A single seagull flies over my head. Its circular flight path is 100 yards long, over and over again. The gull is far too high above me to hear the flap of its wings. Yet I do hear it whistle as it circles above me six times. The two Canada Geese decide to fly over the river and vanish into the mist. Ducks appear, land in the water and quickly liftoff once again to fly away to another part of the river corridor.
I leave the boat ramp and walk back over the bridge, always giving the river a last glance for the day to hold it in my memory. Arriving at my car at 810 am, the morning temperature has only warmed to 49 degrees.
Two seagulls soar over the bridge as I approach.
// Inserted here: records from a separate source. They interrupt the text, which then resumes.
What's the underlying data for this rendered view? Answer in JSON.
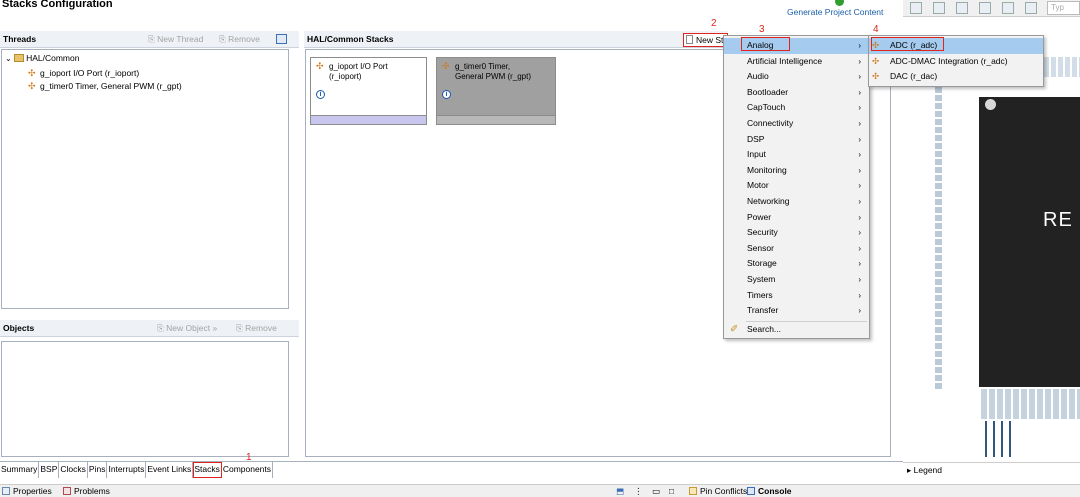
{
  "title": "Stacks Configuration",
  "generate_label": "Generate Project Content",
  "threads": {
    "header": "Threads",
    "new_thread": "New Thread",
    "remove": "Remove",
    "tree": [
      "HAL/Common",
      "g_ioport I/O Port (r_ioport)",
      "g_timer0 Timer, General PWM (r_gpt)"
    ]
  },
  "objects": {
    "header": "Objects",
    "new_object": "New Object »",
    "remove": "Remove"
  },
  "stacks_panel": {
    "header": "HAL/Common Stacks",
    "new_stack_btn": "New St",
    "cards": [
      {
        "label": "g_ioport I/O Port\n(r_ioport)"
      },
      {
        "label": "g_timer0 Timer,\nGeneral PWM (r_gpt)"
      }
    ]
  },
  "new_stack_menu": [
    "Analog",
    "Artificial Intelligence",
    "Audio",
    "Bootloader",
    "CapTouch",
    "Connectivity",
    "DSP",
    "Input",
    "Monitoring",
    "Motor",
    "Networking",
    "Power",
    "Security",
    "Sensor",
    "Storage",
    "System",
    "Timers",
    "Transfer"
  ],
  "search_item": "Search...",
  "analog_submenu": [
    "ADC (r_adc)",
    "ADC-DMAC Integration (r_adc)",
    "DAC (r_dac)"
  ],
  "annotations": [
    "1",
    "2",
    "3",
    "4"
  ],
  "bottom_tabs": [
    "Summary",
    "BSP",
    "Clocks",
    "Pins",
    "Interrupts",
    "Event Links",
    "Stacks",
    "Components"
  ],
  "legend": "Legend",
  "statusbar": {
    "properties": "Properties",
    "problems": "Problems",
    "pin_conflicts": "Pin Conflicts",
    "console": "Console"
  },
  "chip_text": "RE",
  "type_placeholder": "Typ",
  "colors": {
    "highlight": "#a5cbef",
    "annotation_red": "#e0241b",
    "card_selected": "#a0a0a0",
    "card_bar": "#c9c6ee",
    "link_blue": "#1a5ea8"
  }
}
I spy the Egret on the west side looking for breakfast taking very careful steps in the water. Even gifted with three long toes to navigate over the rocks and sand, both the Egret and Great Blue Heron both walk slowly and carefully, contemplating each step.
The Egret quietly spreads its wings and gracefully flies across the river to the opposite bank. Two Canada Geese fly in quietly. On these cold mornings, the wildlife arrive slowly, spending a longer time hiding in the shrubs to keep warm. I wear gloves, a jacket and will keep my visit short on this cold, clear morning. Very few people walk or ride the bridge so far.
Even in the chill, as my hands and body stiffen, and cool air crosses my face, I find an inner peace and joy from watching the daily activities of wildlife at the river – the elegant flight of the seagulls, the Egret and the Great Blue Heron. I listen carefully for distant sounds of Canada Geese approaching and follow their path as they fly over my head. I smile when hearing ducks quacking and complaining. I watch them splashing and chasing each other away.
The geese tend to be the biggest bullies of all, often chasing away the ducks getting in their way of being fed.
When I am away from this peaceful setting, I hold these images with me as a peaceful place to pause for a few moments and feel gratitude for the natural beauty in our outdoor world.